What about belief in the matter of deep spiritual and lasting verities; those matters which lie within the purview of religion? To my mind there is something much more important going on in the realm of religion than is immediately obvious and I have long been of the view that it is not the so-called material world that is ultimately 'real' - it is this which is, by and large, the realm of mere belief. To function in the physical world, we depend on a complicated belief system consisting of a massive structure that involves assumptions, authority, habit, prejudice, popularity and expectation. In this realm we find a comfort-zone; it is where we feel at home. It is when our assumptions about this comfort-zone begin to crumble that we turn to religion.

It is not because our society has turned its back on belief that religion is currently so disparaged but because in western society (the minority of humankind) our sense of well-being is shored up by luxury and, when necessary, sophisticated psychological and medical interventions that are not available to the vast majority of people. We are very lucky. In spite of our inability to wean ourselves of this privilege it is probably only a temporary state of affairs.

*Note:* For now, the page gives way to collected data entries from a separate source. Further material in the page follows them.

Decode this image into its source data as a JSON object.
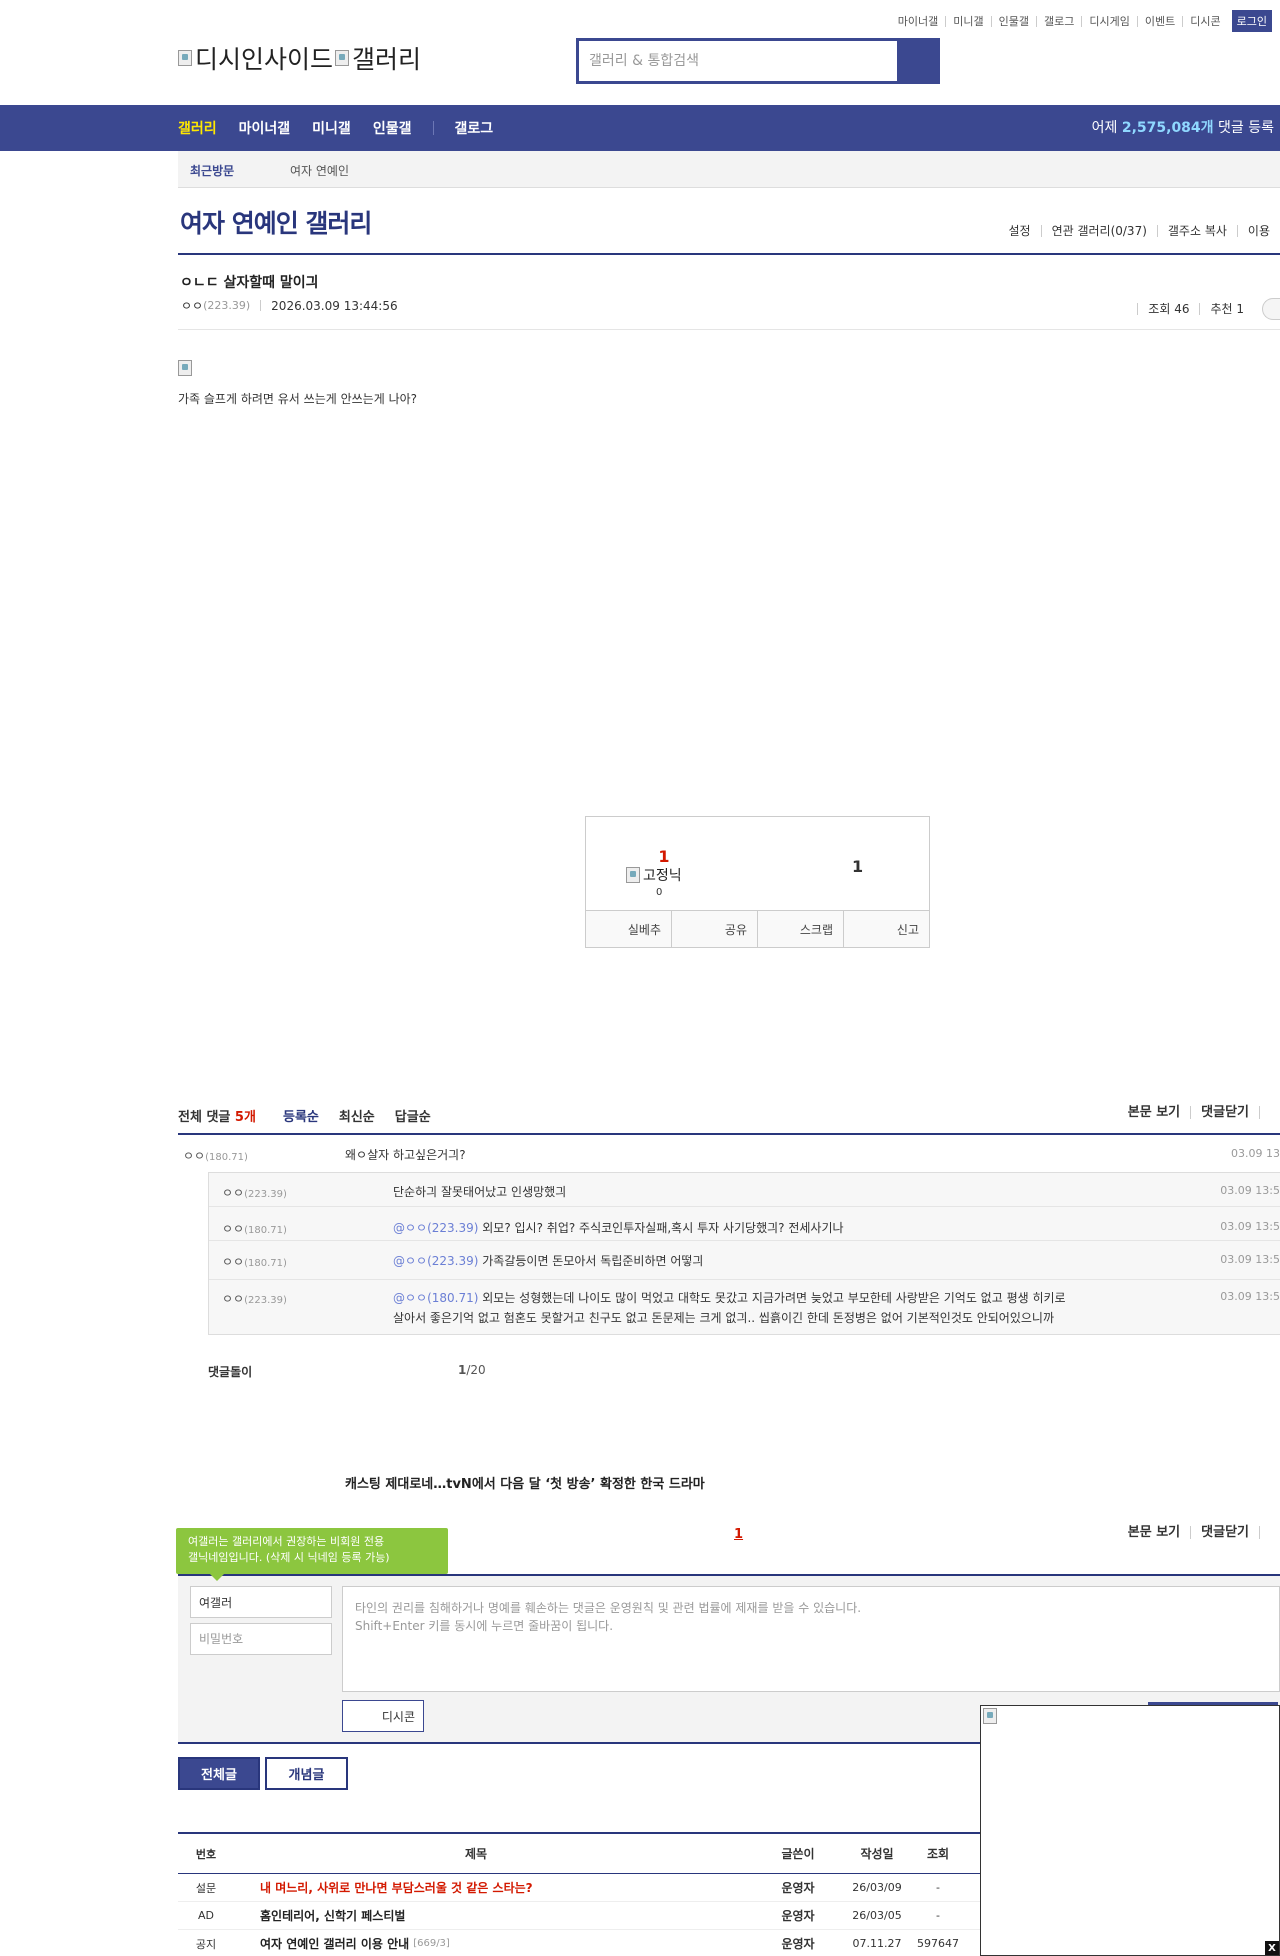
{
  "util_links": [
    "마이너갤",
    "미니갤",
    "인물갤",
    "갤로그",
    "디시게임",
    "이벤트",
    "디시콘"
  ],
  "login_label": "로그인",
  "logo": {
    "part1": "디시인사이드",
    "part2": "갤러리"
  },
  "search": {
    "placeholder": "갤러리 & 통합검색"
  },
  "gnb": {
    "menu": [
      "갤러리",
      "마이너갤",
      "미니갤",
      "인물갤"
    ],
    "gallog": "갤로그",
    "stat_prefix": "어제",
    "stat_num": "2,575,084개",
    "stat_suffix": "댓글 등록"
  },
  "recent": {
    "label": "최근방문",
    "item": "여자 연예인"
  },
  "gallery": {
    "title": "여자 연예인 갤러리",
    "tools": [
      "설정",
      "연관 갤러리(0/37)",
      "갤주소 복사",
      "이용"
    ]
  },
  "post": {
    "title": "ㅇㄴㄷ 살자할때 말이긔",
    "nick": "ㅇㅇ",
    "ip": "(223.39)",
    "date": "2026.03.09 13:44:56",
    "views": "조회 46",
    "recommend": "추천 1",
    "body": "가족 슬프게 하려면 유서 쓰는게 안쓰는게 나아?"
  },
  "rec": {
    "up": "1",
    "fix_alt": "고정닉",
    "fix_count": "0",
    "down": "1",
    "actions": [
      "실베추",
      "공유",
      "스크랩",
      "신고"
    ]
  },
  "comments_head": {
    "total_label": "전체 댓글",
    "total_count": "5개",
    "sort": [
      "등록순",
      "최신순",
      "답글순"
    ],
    "right": [
      "본문 보기",
      "댓글닫기"
    ]
  },
  "comments": [
    {
      "nick": "ㅇㅇ",
      "ip": "(180.71)",
      "text": "왜ㅇ살자 하고싶은거긔?",
      "date": "03.09 13"
    },
    {
      "nick": "ㅇㅇ",
      "ip": "(223.39)",
      "at": "",
      "text": "단순하긔 잘못태어났고 인생망했긔",
      "date": "03.09 13:5"
    },
    {
      "nick": "ㅇㅇ",
      "ip": "(180.71)",
      "at": "@ㅇㅇ(223.39)",
      "text": " 외모? 입시? 취업? 주식코인투자실패,혹시 투자 사기당했긔? 전세사기나",
      "date": "03.09 13:5"
    },
    {
      "nick": "ㅇㅇ",
      "ip": "(180.71)",
      "at": "@ㅇㅇ(223.39)",
      "text": " 가족갈등이면 돈모아서 독립준비하면 어떻긔",
      "date": "03.09 13:5"
    },
    {
      "nick": "ㅇㅇ",
      "ip": "(223.39)",
      "at": "@ㅇㅇ(180.71)",
      "text": " 외모는 성형했는데 나이도 많이 먹었고 대학도 못갔고 지금가려면 늦었고 부모한테 사랑받은 기억도 없고 평생 히키로",
      "text2": "살아서 좋은기억 없고 험혼도 못할거고 친구도 없고 돈문제는 크게 없긔.. 씹흙이긴 한데 돈정병은 없어 기본적인것도 안되어있으니까",
      "date": "03.09 13:5"
    }
  ],
  "cmt_paging": {
    "label": "댓글돌이",
    "current": "1",
    "total": "/20"
  },
  "news": "캐스팅 제대로네…tvN에서 다음 달 ‘첫 방송’ 확정한 한국 드라마",
  "cmt_page2": "1",
  "cmt_head2_right": [
    "본문 보기",
    "댓글닫기"
  ],
  "tooltip": {
    "line1": "여갤러는 갤러리에서 권장하는 비회원 전용",
    "line2": "갤닉네임입니다. (삭제 시 닉네임 등록 가능)"
  },
  "write": {
    "name_value": "여갤러",
    "pw_placeholder": "비밀번호",
    "textarea_placeholder": "타인의 권리를 침해하거나 명예를 훼손하는 댓글은 운영원칙 및 관련 법률에 제재를 받을 수 있습니다.\nShift+Enter 키를 동시에 누르면 줄바꿈이 됩니다.",
    "dccon_label": "디시콘"
  },
  "list_tabs": {
    "all": "전체글",
    "best": "개념글"
  },
  "list": {
    "headers": {
      "no": "번호",
      "title": "제목",
      "writer": "글쓴이",
      "date": "작성일",
      "views": "조회"
    },
    "rows": [
      {
        "no": "설문",
        "title": "내 며느리, 사위로 만나면 부담스러울 것 같은 스타는?",
        "cnt": "",
        "writer": "운영자",
        "date": "26/03/09",
        "views": "-"
      },
      {
        "no": "AD",
        "title": "홈인테리어, 신학기 페스티벌",
        "cnt": "",
        "writer": "운영자",
        "date": "26/03/05",
        "views": "-"
      },
      {
        "no": "공지",
        "title": "여자 연예인 갤러리 이용 안내",
        "cnt": "[669/3]",
        "writer": "운영자",
        "date": "07.11.27",
        "views": "597647"
      }
    ]
  },
  "ad_close": "X"
}
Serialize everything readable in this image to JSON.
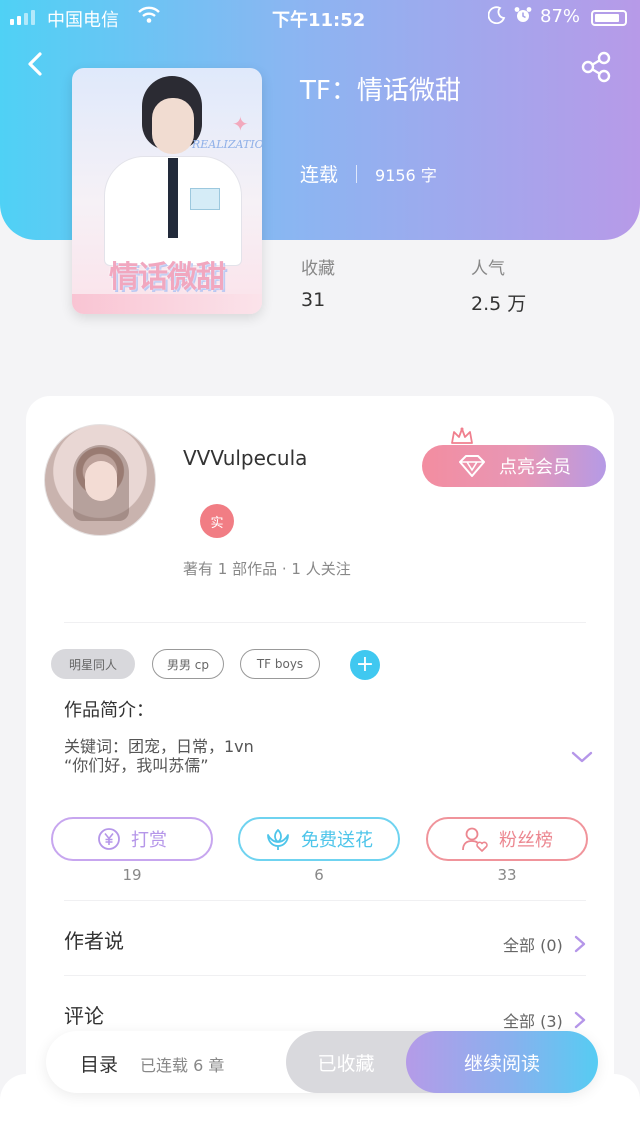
{
  "status_bar": {
    "carrier": "中国电信",
    "time": "下午11:52",
    "battery_percent": "87%",
    "battery_level": 0.87
  },
  "book": {
    "title": "TF：情话微甜",
    "status": "连载",
    "word_count": "9156 字",
    "cover_text": "情话微甜",
    "cover_word": "REALIZATION"
  },
  "stats": {
    "favorites_label": "收藏",
    "favorites_value": "31",
    "popularity_label": "人气",
    "popularity_value": "2.5 万"
  },
  "author": {
    "name": "VVVulpecula",
    "real_badge": "实",
    "info": "著有 1 部作品 · 1 人关注",
    "vip_button": "点亮会员"
  },
  "tags": [
    "明星同人",
    "男男 cp",
    "TF boys"
  ],
  "intro": {
    "title": "作品简介：",
    "line1": "关键词：团宠，日常，1vn",
    "line2": "“你们好，我叫苏儒”"
  },
  "actions": {
    "tip_label": "打赏",
    "tip_count": "19",
    "flower_label": "免费送花",
    "flower_count": "6",
    "fans_label": "粉丝榜",
    "fans_count": "33"
  },
  "author_says": {
    "title": "作者说",
    "link": "全部 (0)"
  },
  "comments": {
    "title": "评论",
    "link": "全部 (3)"
  },
  "bottom_bar": {
    "toc_label": "目录",
    "chapters": "已连载 6 章",
    "collected_label": "已收藏",
    "read_label": "继续阅读"
  },
  "colors": {
    "header_gradient_start": "#4fd1f5",
    "header_gradient_end": "#b79ae8",
    "tip": "#b596e9",
    "flower": "#4ec5ea",
    "fans": "#ec8790",
    "add_tag": "#40c8f0"
  }
}
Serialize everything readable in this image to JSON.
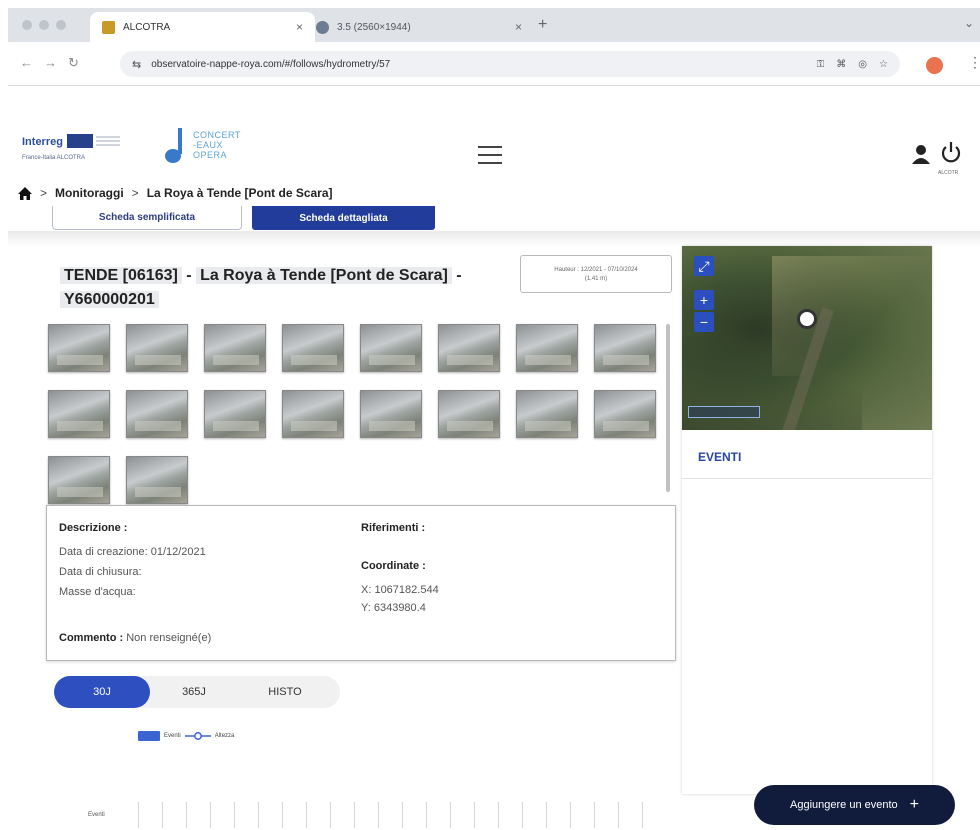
{
  "browser": {
    "tabs": [
      {
        "title": "ALCOTRA",
        "close": "×"
      },
      {
        "title": "3.5 (2560×1944)",
        "close": "×"
      }
    ],
    "new_tab": "+",
    "url": "observatoire-nappe-roya.com/#/follows/hydrometry/57"
  },
  "site": {
    "interreg_name": "Interreg",
    "interreg_sub": "France-Italia ALCOTRA",
    "concert_logo": "CONCERT\n-EAUX\nOPERA",
    "logout_label": "ALCOTR"
  },
  "breadcrumb": {
    "home": "home",
    "items": [
      "Monitoraggi",
      "La Roya à Tende [Pont de Scara]"
    ],
    "separator": ">"
  },
  "view_tabs": [
    "Scheda semplificata",
    "Scheda dettagliata"
  ],
  "station": {
    "code": "TENDE [06163]",
    "name": "La Roya à Tende [Pont de Scara]",
    "id": "Y660000201",
    "dash": "-",
    "date_range": "Hauteur : 12/2021 - 07/10/2024",
    "date_time": "(1.41 m)"
  },
  "thumbnails_count": 18,
  "description": {
    "descrizione_label": "Descrizione :",
    "data_creazione": "Data di creazione:  01/12/2021",
    "data_chiusura": "Data di chiusura:",
    "masse_acqua": "Masse d'acqua:",
    "riferimenti_label": "Riferimenti :",
    "coordinate_label": "Coordinate :",
    "x": "X:  1067182.544",
    "y": "Y:  6343980.4",
    "commento_label": "Commento :",
    "commento_value": "Non renseigné(e)"
  },
  "periods": [
    "30J",
    "365J",
    "HISTO"
  ],
  "legend": {
    "event": "Eventi",
    "height": "Altezza"
  },
  "chart_axis_label": "Eventi",
  "map": {
    "zoom_in": "+",
    "zoom_out": "−",
    "expand": "⤢"
  },
  "events_panel": {
    "title": "EVENTI"
  },
  "add_event": {
    "label": "Aggiungere un evento",
    "icon": "+"
  },
  "colors": {
    "primary": "#2d4fbf",
    "header_tab": "#213c9a",
    "dark_button": "#111c3d"
  }
}
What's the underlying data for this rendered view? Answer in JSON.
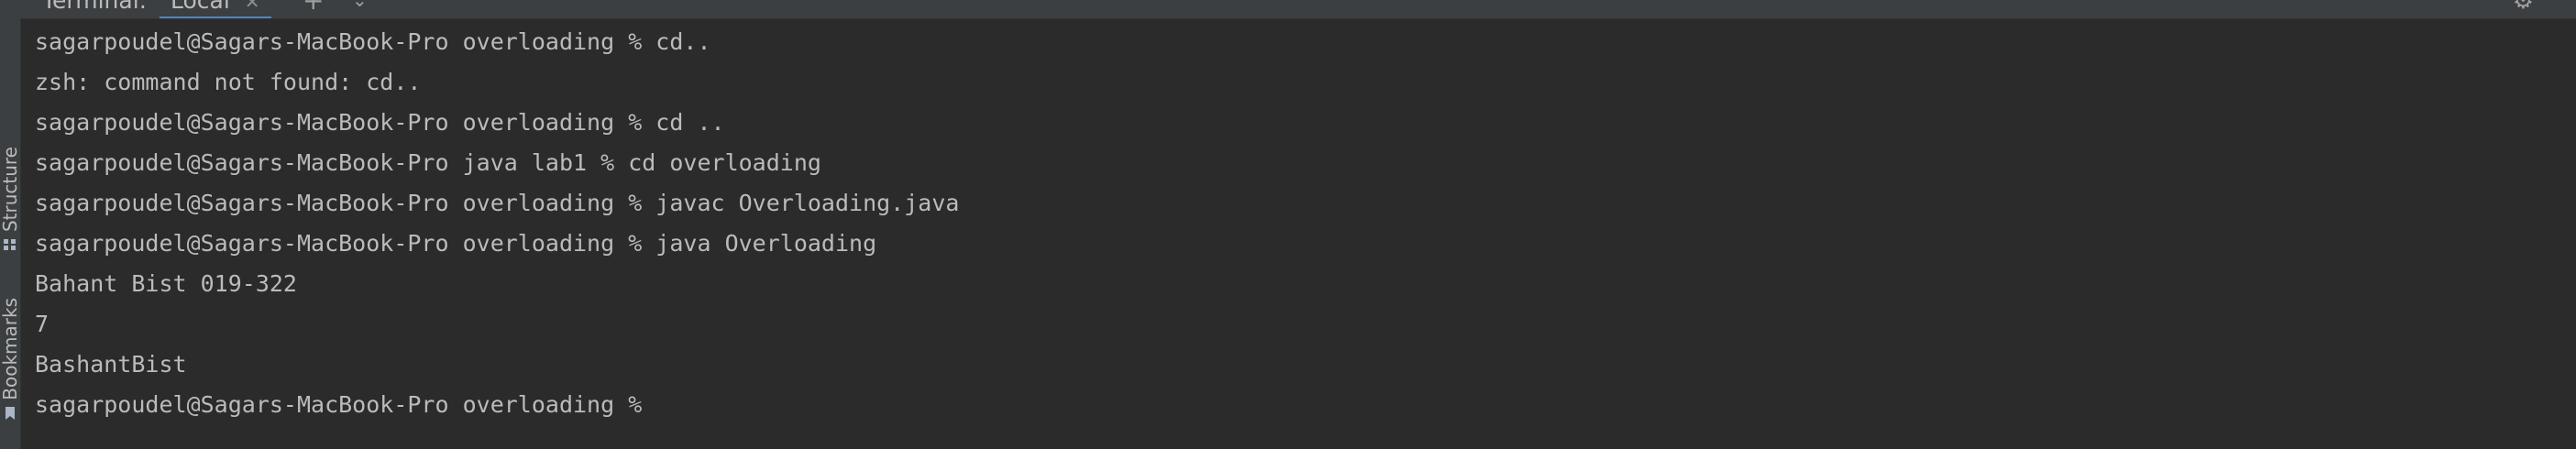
{
  "tool_window": {
    "title": "Terminal:",
    "tab_label": "Local",
    "tab_close_glyph": "✕",
    "add_tab_glyph": "+",
    "menu_glyph": "⌄",
    "settings_glyph": "⚙"
  },
  "side_stripe": {
    "structure_label": "Structure",
    "bookmarks_label": "Bookmarks"
  },
  "terminal": {
    "lines": [
      "sagarpoudel@Sagars-MacBook-Pro overloading % cd..",
      "zsh: command not found: cd..",
      "sagarpoudel@Sagars-MacBook-Pro overloading % cd ..",
      "sagarpoudel@Sagars-MacBook-Pro java lab1 % cd overloading",
      "sagarpoudel@Sagars-MacBook-Pro overloading % javac Overloading.java",
      "sagarpoudel@Sagars-MacBook-Pro overloading % java Overloading",
      "Bahant Bist 019-322",
      "7",
      "BashantBist",
      "sagarpoudel@Sagars-MacBook-Pro overloading % "
    ]
  },
  "colors": {
    "background": "#2b2b2b",
    "text": "#bbbbbb",
    "accent": "#4a88c7"
  },
  "icons": {
    "structure": "structure-icon",
    "bookmarks": "bookmark-icon",
    "settings": "gear-icon",
    "add": "plus-icon",
    "close": "close-icon",
    "menu": "chevron-down-icon"
  }
}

The spectacular and unsettling emergence in recent years of the far more real and lasting reality, which is the irrational and dark side of 'human nature', has begun to topple our smug belief-structures and may yet serve as a catalyst, whereby we abandon our facile belief systems and find the certainty that comes from religious conviction - the faith that arises from direct first-hand experience and a deep encounter with the truth.

The Buddha-dharma proposes that it is possible to see beyond our habitual belief structures and to know the enduring reality, which underlies all things. True shinjin is knowledge like that.